Devil’s claw (Harpagophytum procumbens extract). Daily dose is 50-100 mg of harpagoside (6,000 mg of crude preparation equals 50 mg of harpagoside). Side effects include occasional gastrointestinal upset.
Preliminary but incomplete data suggests a possible role for the following treatments in conjunction with other therapies: topical application of the homeopathic gel Spiroflor SRL; chondroitin sulfate (up to 1,200mg/d) when chronic low back pain is associated with degenerative spinal disease; and short-term courses (six-10 treatments over four-eight weeks) of acupressure/acupuncture massage.
And advise patients that there is no evidence of benefit from these treatments: glucosamine sulfate; bipolar, permanent magnets; Rolfing; the Feldenkrais Method; and yoga.

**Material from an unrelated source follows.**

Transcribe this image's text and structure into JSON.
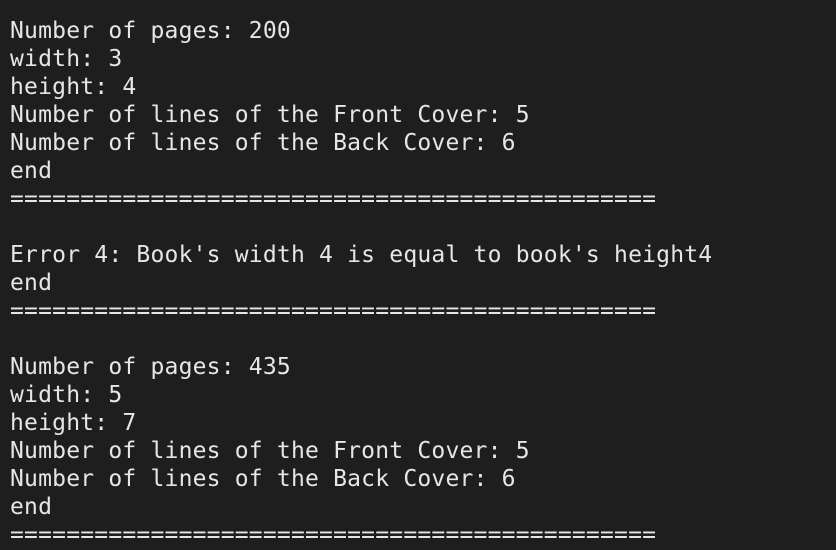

However, results of a study published in the Dec. 20, 2005 issue of Annals of Internal Medicine found that a 12-week course of weekly yoga classes did help—under carefully supervised conditions. The course, run at the Group Health Cooperative in Seattle, was designed specifically for people with back pain who did not have previous yoga experience.
Researchers found that the yoga classes helped people more than a regular therapeutic exercise class or giving people a self-care book. During the 12-week period, only 11% of the yoga participants reported visiting health care providers for low-back pain, compared with 23% in the exercise group.
Degenerative joint disease: Common radiologic abnormality that may or may not be related to symptoms.
Degenerative disk disease with herniation: Common cause of nerve root impingement and radicular symptoms.
Spinal stenosis: Most common in elderly presenting with severe leg pain and pseudoclaudication.
Ankylosing spondylitis or other axial spondyloarthropathy: Usual onset before age 40 with decreased spinal range of motion. Associated signs and symptoms depending on type of spondyloarthropathy.
Osteomyelitis/spinal abscess: Probably previous or ongoing source of infection with constitutional symptoms.
Tumors arising in the spine or surrounding structures, or metastases from distant primary site: Metastatic disease commonly from prostate, breast and lung cancer; can cause cord compression.
Intraabdominal visceral disease: Gastrointestinal: peptic ulcer, pancreatitis. Genitourinary: nephrolithiasis, pyelonephritis, prostatitis, pelvic infection or tumor. Vascular: aortic dissection. All of these illnesses can cause back pain.
Metabolic bone disease with or without compression fracture: Best example is osteoporosis with compression fracture.
Herpes zoster: Unilateral dermatomal rash. The onset of pain can precede the appearance of the rash.
Psychosocial distress: An exacerbating factor that may delay recovery.